The fact sheet states that when electronic protected health information is encrypted by ransomware, a breach has occurred, and the attack therefore constitutes a disclosure that is not permitted under HIPAA, the rationale being that an adversary has taken control of the information. Sensitive data might never leave the victim organization, but the break-in may have allowed data to be sent out undetected. California enacted a law that defines the introduction of ransomware into a computer system with the intent of extortion as being against the law.

==Examples==
===Tremor virus===
While viruses in the wild have used cryptography in the past, the only purpose of such usage of cryptography was to avoid detection by antivirus software. For example, the tremor virus used polymorphism as a defensive technique in an attempt to avoid detection by anti-virus software. Though cryptography does assist in such cases to enhance the longevity of a virus, the capabilities of cryptography are not used in the payload. The One-half virus was amongst the first viruses known to have encrypted affected files.

===Tro_Ransom.A virus===
An example of a virus that informs the owner of the infected machine to pay a ransom is the virus nicknamed Tro_Ransom.A. This virus asks the owner of the infected machine to send $10.99 to a given account through Western Union.

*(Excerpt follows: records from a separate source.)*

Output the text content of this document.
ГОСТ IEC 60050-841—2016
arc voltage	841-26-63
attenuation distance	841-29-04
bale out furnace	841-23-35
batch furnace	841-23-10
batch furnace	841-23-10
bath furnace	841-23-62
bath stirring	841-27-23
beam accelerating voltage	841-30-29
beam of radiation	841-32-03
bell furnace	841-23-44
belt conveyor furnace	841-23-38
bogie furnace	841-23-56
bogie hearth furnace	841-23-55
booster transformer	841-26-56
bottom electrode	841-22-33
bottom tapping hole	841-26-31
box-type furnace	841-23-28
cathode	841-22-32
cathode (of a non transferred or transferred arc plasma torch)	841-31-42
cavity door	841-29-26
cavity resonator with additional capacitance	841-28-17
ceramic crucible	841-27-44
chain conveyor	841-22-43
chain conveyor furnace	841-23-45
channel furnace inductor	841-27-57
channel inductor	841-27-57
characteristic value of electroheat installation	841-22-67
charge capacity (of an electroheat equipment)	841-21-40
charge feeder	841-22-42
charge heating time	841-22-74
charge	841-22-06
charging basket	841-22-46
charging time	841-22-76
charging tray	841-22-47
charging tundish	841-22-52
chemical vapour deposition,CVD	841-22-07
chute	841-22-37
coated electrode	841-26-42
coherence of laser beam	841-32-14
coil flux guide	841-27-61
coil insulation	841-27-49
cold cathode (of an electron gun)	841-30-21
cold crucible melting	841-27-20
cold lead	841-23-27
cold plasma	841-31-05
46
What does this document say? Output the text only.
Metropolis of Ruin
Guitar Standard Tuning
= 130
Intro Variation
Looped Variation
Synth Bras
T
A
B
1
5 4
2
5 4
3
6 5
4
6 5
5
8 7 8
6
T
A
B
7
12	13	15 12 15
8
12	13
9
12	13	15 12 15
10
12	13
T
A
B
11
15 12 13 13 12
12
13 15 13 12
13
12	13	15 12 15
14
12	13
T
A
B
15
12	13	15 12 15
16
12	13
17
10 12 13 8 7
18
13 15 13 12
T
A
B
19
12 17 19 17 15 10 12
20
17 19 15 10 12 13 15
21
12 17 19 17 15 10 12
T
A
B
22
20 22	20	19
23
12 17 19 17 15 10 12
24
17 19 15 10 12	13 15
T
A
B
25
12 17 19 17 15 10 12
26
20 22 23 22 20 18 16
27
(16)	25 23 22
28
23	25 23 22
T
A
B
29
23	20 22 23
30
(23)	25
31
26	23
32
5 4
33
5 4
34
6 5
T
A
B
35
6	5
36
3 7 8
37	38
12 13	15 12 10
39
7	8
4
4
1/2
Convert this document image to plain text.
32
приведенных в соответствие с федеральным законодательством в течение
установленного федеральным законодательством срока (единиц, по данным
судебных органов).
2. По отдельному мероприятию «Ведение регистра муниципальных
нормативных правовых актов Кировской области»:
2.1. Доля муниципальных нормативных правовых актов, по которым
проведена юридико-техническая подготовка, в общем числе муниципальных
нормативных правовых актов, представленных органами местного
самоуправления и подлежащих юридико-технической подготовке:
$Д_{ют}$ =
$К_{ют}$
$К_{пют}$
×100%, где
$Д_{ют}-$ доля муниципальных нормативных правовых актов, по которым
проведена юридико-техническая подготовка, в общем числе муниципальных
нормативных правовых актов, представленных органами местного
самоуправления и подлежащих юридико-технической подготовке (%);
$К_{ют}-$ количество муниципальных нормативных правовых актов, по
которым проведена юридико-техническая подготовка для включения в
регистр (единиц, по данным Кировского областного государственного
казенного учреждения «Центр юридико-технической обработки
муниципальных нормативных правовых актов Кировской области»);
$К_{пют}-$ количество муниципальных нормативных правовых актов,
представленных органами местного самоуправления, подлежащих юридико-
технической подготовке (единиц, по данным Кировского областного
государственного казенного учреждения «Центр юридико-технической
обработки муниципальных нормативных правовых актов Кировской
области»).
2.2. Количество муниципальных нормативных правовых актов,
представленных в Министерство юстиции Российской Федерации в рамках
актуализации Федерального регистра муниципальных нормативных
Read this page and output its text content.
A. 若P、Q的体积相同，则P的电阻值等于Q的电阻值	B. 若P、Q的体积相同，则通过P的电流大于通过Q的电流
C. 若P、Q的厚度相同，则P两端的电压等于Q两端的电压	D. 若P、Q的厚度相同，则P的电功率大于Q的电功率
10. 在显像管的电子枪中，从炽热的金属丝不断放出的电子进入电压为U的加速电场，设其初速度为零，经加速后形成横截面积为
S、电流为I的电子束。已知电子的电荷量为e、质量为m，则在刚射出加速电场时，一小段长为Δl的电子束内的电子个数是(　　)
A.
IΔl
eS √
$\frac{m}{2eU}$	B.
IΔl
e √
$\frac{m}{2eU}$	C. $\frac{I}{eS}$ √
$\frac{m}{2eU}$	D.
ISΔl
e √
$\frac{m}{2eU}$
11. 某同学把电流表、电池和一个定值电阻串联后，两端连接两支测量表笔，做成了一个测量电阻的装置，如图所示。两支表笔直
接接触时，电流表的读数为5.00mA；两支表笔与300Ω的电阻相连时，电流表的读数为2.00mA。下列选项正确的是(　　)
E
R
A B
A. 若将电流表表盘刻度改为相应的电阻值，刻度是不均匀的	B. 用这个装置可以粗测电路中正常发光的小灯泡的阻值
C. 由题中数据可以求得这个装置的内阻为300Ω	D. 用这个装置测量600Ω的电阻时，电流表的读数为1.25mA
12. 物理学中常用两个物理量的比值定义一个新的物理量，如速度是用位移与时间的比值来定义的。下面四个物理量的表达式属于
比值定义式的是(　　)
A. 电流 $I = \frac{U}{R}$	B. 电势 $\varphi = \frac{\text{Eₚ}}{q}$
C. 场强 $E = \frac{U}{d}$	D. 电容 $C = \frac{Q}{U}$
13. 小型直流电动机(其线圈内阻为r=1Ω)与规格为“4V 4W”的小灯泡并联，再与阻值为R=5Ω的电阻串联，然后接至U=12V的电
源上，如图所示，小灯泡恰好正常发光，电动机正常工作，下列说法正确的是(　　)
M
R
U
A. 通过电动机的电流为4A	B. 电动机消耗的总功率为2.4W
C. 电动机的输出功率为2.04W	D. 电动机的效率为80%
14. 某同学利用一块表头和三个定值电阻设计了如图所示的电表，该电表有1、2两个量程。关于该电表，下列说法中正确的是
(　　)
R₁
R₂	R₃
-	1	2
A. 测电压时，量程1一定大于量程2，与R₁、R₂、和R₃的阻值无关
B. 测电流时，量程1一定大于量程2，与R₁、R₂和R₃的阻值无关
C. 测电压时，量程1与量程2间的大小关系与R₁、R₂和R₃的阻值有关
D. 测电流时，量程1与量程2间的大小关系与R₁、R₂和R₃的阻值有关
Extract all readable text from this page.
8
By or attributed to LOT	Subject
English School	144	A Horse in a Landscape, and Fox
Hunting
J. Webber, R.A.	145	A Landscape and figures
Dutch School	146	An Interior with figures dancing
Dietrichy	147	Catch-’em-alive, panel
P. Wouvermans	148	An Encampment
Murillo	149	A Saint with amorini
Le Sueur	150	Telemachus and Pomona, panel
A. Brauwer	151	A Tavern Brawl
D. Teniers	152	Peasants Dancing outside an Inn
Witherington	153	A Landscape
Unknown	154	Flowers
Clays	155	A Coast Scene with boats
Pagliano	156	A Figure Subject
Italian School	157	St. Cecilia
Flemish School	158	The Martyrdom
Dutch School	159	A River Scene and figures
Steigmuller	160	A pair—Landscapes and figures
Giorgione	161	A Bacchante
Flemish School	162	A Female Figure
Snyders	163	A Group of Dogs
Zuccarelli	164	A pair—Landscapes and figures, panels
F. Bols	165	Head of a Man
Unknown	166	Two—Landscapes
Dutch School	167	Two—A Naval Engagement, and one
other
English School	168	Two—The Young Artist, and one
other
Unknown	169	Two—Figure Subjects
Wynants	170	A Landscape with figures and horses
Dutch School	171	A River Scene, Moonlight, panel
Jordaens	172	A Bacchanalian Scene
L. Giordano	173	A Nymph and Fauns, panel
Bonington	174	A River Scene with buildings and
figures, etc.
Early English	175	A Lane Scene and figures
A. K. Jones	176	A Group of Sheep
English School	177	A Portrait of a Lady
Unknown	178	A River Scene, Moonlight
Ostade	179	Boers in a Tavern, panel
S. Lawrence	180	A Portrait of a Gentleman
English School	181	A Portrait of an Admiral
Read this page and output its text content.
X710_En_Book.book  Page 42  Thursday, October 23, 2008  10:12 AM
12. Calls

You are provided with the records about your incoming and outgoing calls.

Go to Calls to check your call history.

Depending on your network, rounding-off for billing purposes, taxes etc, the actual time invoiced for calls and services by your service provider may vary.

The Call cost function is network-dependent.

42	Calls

Virus.Win32.Gpcode.ag is a classic cryptovirus. This virus partially uses a version of 660-bit RSA and encrypts files with many different extensions. It instructs the owner of the machine to email a given mail ID if the owner desires the decryptor. If contacted by email, the user will be asked to pay a certain amount as ransom in return for the decryptor.

===CAPI===
It has been demonstrated that using just 8 different calls to Microsoft's Cryptographic API (CAPI), a cryptovirus can satisfy all its encryption needs.

==Other uses of cryptography-enabled malware==
Apart from cryptoviral extortion, there are other potential uses of cryptoviruses, such as deniable password snatching, cryptocounters,
private information retrieval, and in secure communication between different instances of a distributed cryptovirus.